In response to: War & Words

Shannon Stoney ’76

1 Year Ago

Standing Up to Antisemitism and Other Forms of Hate

I am proud that so far, the Princeton community has not behaved as badly as some other university campuses have behaved. I want the Princeton campus to feel safe for everybody, and right now it seems that a lot of Jewish students do not feel safe. My granddaughter is Jewish, and I hope that someday she will consider studying at Princeton, but I want her to feel safe there.

My small town in Tennessee has been affected by antisemitism, far from intellectual centers like Princeton. In January of 2023, men wearing Nazi regalia and carrying flags with swastikas appeared in our small town to protest a drag show and to threaten drag performers and people attending the drag show. I attended the drag brunch; it was my first time to see a drag show. There was nothing particularly remarkable or “bad” about the drag show, but for some reason, dozens of men in several different white male supremacist hate groups — armed men in masks — stood on the sidewalk outside the venue and chanted homophobic slogans.

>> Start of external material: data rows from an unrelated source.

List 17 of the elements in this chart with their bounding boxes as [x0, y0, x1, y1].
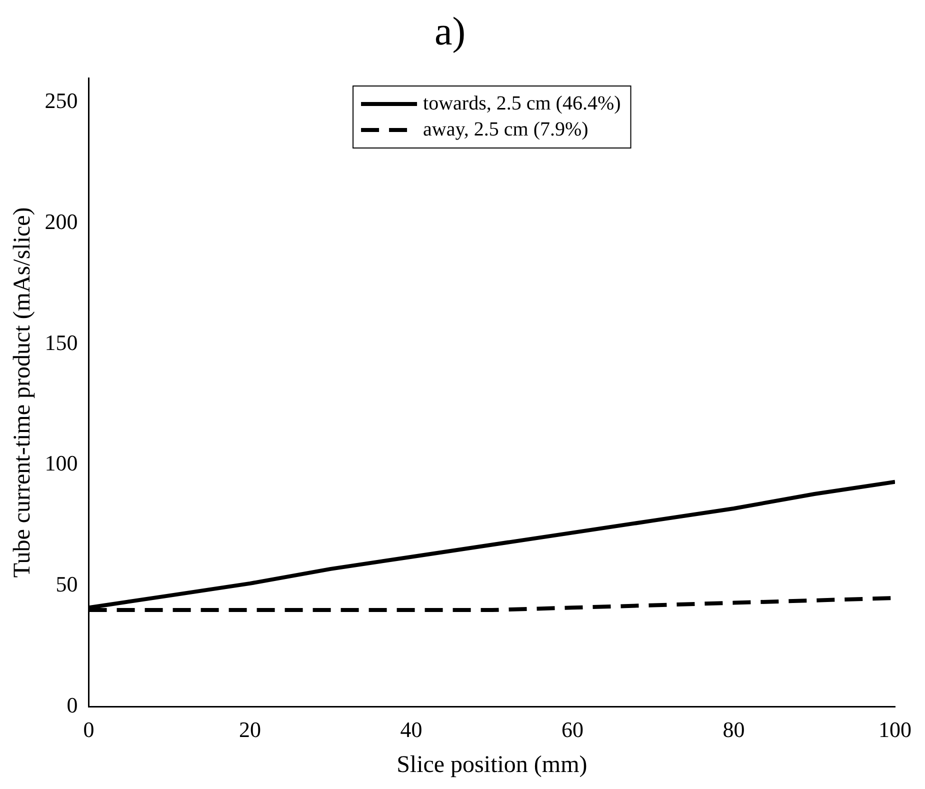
y-axis-title: Tube current-time product (mAs/slice) [10, 207, 36, 578]
y-tick-label: 0 [66, 692, 78, 718]
x-tick-label: 0 [83, 716, 94, 742]
y-tick-label: 50 [56, 572, 78, 597]
x-axis-title: Slice position (mm) [396, 752, 588, 778]
x-tick-label: 40 [400, 716, 422, 742]
y-tick-label: 100 [44, 450, 78, 476]
legend-label: towards, 2.5 cm (46.4%) [423, 92, 621, 114]
x-tick-label: 20 [239, 716, 262, 742]
x-tick-label: 60 [562, 716, 584, 742]
x-tick-label: 80 [722, 716, 745, 742]
y-tick-label: 150 [44, 330, 78, 355]
y-tick-label: 250 [44, 88, 78, 113]
chart-title: a) [434, 8, 466, 54]
y-tick-label: 200 [44, 208, 78, 234]
legend-label: away, 2.5 cm (7.9%) [423, 118, 588, 140]
x-tick-label: 100 [878, 716, 912, 742]
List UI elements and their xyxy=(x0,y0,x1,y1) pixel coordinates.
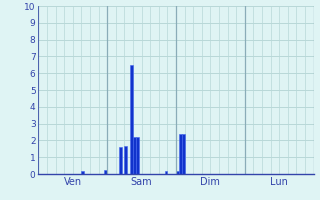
Bar xyxy=(182,134,185,174)
Bar xyxy=(164,171,167,174)
Bar xyxy=(130,65,133,174)
Bar xyxy=(81,171,84,174)
Bar xyxy=(179,134,182,174)
Bar xyxy=(176,171,179,174)
Bar xyxy=(124,146,127,174)
Bar xyxy=(133,137,136,174)
Bar xyxy=(119,147,122,174)
Bar xyxy=(104,170,107,174)
Bar xyxy=(136,137,139,174)
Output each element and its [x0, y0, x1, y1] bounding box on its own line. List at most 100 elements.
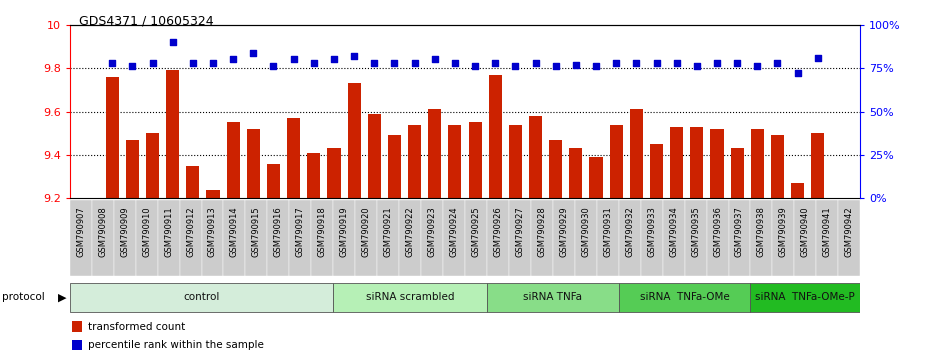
- Point: [710, 60, 724, 66]
- Point: [508, 64, 523, 69]
- Bar: [728, 200, 751, 276]
- Point: [549, 64, 564, 69]
- Text: GSM790909: GSM790909: [120, 206, 129, 257]
- Text: GSM790939: GSM790939: [779, 206, 788, 257]
- Bar: [388, 135, 401, 198]
- Point: [488, 60, 503, 66]
- Point: [125, 64, 140, 69]
- Text: GDS4371 / 10605324: GDS4371 / 10605324: [79, 14, 214, 27]
- Point: [246, 50, 260, 55]
- Bar: [202, 200, 223, 276]
- Bar: [428, 109, 442, 198]
- Bar: [610, 125, 623, 198]
- Point: [468, 64, 483, 69]
- Text: GSM790919: GSM790919: [339, 206, 349, 257]
- Bar: [671, 127, 684, 198]
- Bar: [72, 321, 82, 332]
- Bar: [552, 200, 575, 276]
- Text: GSM790926: GSM790926: [494, 206, 502, 257]
- Bar: [378, 200, 399, 276]
- Bar: [355, 200, 378, 276]
- Bar: [448, 125, 461, 198]
- Point: [206, 60, 220, 66]
- Bar: [707, 200, 728, 276]
- Text: percentile rank within the sample: percentile rank within the sample: [88, 341, 264, 350]
- Bar: [327, 148, 340, 198]
- Bar: [575, 200, 597, 276]
- Text: GSM790938: GSM790938: [757, 206, 766, 257]
- Bar: [488, 75, 502, 198]
- Bar: [509, 200, 531, 276]
- Text: GSM790908: GSM790908: [99, 206, 107, 257]
- FancyBboxPatch shape: [487, 283, 618, 312]
- Bar: [817, 200, 838, 276]
- Text: siRNA TNFa: siRNA TNFa: [524, 292, 582, 302]
- Bar: [399, 200, 421, 276]
- Bar: [312, 200, 333, 276]
- Bar: [838, 200, 860, 276]
- Point: [689, 64, 704, 69]
- Point: [528, 60, 543, 66]
- Bar: [206, 189, 219, 198]
- Text: GSM790913: GSM790913: [208, 206, 217, 257]
- Point: [730, 60, 745, 66]
- Bar: [618, 200, 641, 276]
- Bar: [811, 133, 824, 198]
- Point: [649, 60, 664, 66]
- Text: GSM790925: GSM790925: [472, 206, 481, 257]
- Text: ▶: ▶: [58, 292, 66, 302]
- Text: control: control: [183, 292, 219, 302]
- Bar: [72, 340, 82, 350]
- Text: GSM790918: GSM790918: [318, 206, 326, 257]
- Point: [347, 53, 362, 59]
- Point: [226, 57, 241, 62]
- Point: [568, 62, 583, 68]
- Text: GSM790911: GSM790911: [164, 206, 173, 257]
- Point: [670, 60, 684, 66]
- Text: GSM790916: GSM790916: [273, 206, 283, 257]
- Bar: [227, 122, 240, 198]
- Text: GSM790920: GSM790920: [362, 206, 371, 257]
- Point: [105, 60, 120, 66]
- Bar: [487, 200, 509, 276]
- Text: GSM790929: GSM790929: [559, 206, 568, 257]
- Bar: [662, 200, 684, 276]
- Text: siRNA scrambled: siRNA scrambled: [365, 292, 455, 302]
- Point: [145, 60, 160, 66]
- Bar: [70, 200, 92, 276]
- Point: [266, 64, 281, 69]
- Text: GSM790937: GSM790937: [735, 206, 744, 257]
- Bar: [751, 200, 773, 276]
- Text: GSM790912: GSM790912: [186, 206, 195, 257]
- Text: protocol: protocol: [2, 292, 45, 302]
- Bar: [569, 148, 582, 198]
- Bar: [267, 164, 280, 198]
- Bar: [367, 114, 381, 198]
- Point: [629, 60, 644, 66]
- Bar: [469, 122, 482, 198]
- Point: [366, 60, 381, 66]
- Bar: [246, 129, 259, 198]
- Text: GSM790928: GSM790928: [538, 206, 546, 257]
- Bar: [126, 140, 139, 198]
- Bar: [223, 200, 246, 276]
- Text: GSM790914: GSM790914: [230, 206, 239, 257]
- Bar: [509, 125, 522, 198]
- Bar: [794, 200, 817, 276]
- Bar: [186, 166, 199, 198]
- Text: GSM790907: GSM790907: [76, 206, 86, 257]
- Bar: [113, 200, 136, 276]
- Point: [185, 60, 200, 66]
- Bar: [146, 133, 159, 198]
- Point: [750, 64, 764, 69]
- Text: GSM790935: GSM790935: [691, 206, 700, 257]
- Text: GSM790923: GSM790923: [428, 206, 436, 257]
- Bar: [773, 200, 794, 276]
- Text: GSM790924: GSM790924: [449, 206, 458, 257]
- Bar: [348, 83, 361, 198]
- Point: [427, 57, 442, 62]
- Text: siRNA  TNFa-OMe-P: siRNA TNFa-OMe-P: [755, 292, 856, 302]
- Text: GSM790933: GSM790933: [647, 206, 657, 257]
- Text: GSM790910: GSM790910: [142, 206, 151, 257]
- Point: [326, 57, 341, 62]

What does this have to do with antisemitism? Well, a week later there was a city council meeting where several members of our community spoke about the harassment they had experienced at the hands of hateful people. Some were young Jewish high school and college students; some were senior queer citizens. It seems that homophobia, antisemitism, and white male supremacy all get along quite well together in a toxic stew. The same hate groups that targeted the drag show on Sunday afternoon had spent the morning near a Black church in our community, parading around with Nazi regalia and weaponry, intimidating the Black congregation there.

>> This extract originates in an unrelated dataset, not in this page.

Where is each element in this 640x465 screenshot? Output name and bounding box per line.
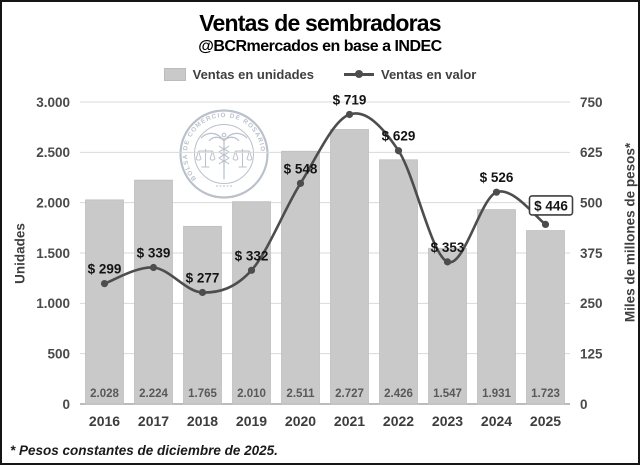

One person at the city council meeting said that somebody had fired bullets through the windows of his business after the drag show, apparently because his business was a supplier to the drag show bar. He decided to arm himself and went to a gun shop. The gun shop owner ran a background check over the phone and gave his password over the phone: it was A-D-O-L-F. This person said, “We may want to pretend otherwise, but this hatred is here, in our town.”

The bar where the drag show happened went out of business: the landlord evicted the bar owners. Apparently there were too many death threats.

All this is to say: This stuff is real, and it is dangerous. Right-wing ideologies are breeding right-wing terrorism across America, even in small towns far from Princeton. The haters in these groups are consciously adopting the rhetoric and symbols of fascism and Nazis. When you see a Nazi flag being unfurled by a masked man on the sidewalk in your little town, in front of a bar that you frequent, you should take it seriously. These people mean what they say.

Princeton students, please be careful about who you are supporting. You may think you are supporting an anti-imperialist freedom movement, but its allies and influencers are not liberals. They are not about freedom, democracy, pluralism, and respect for difference.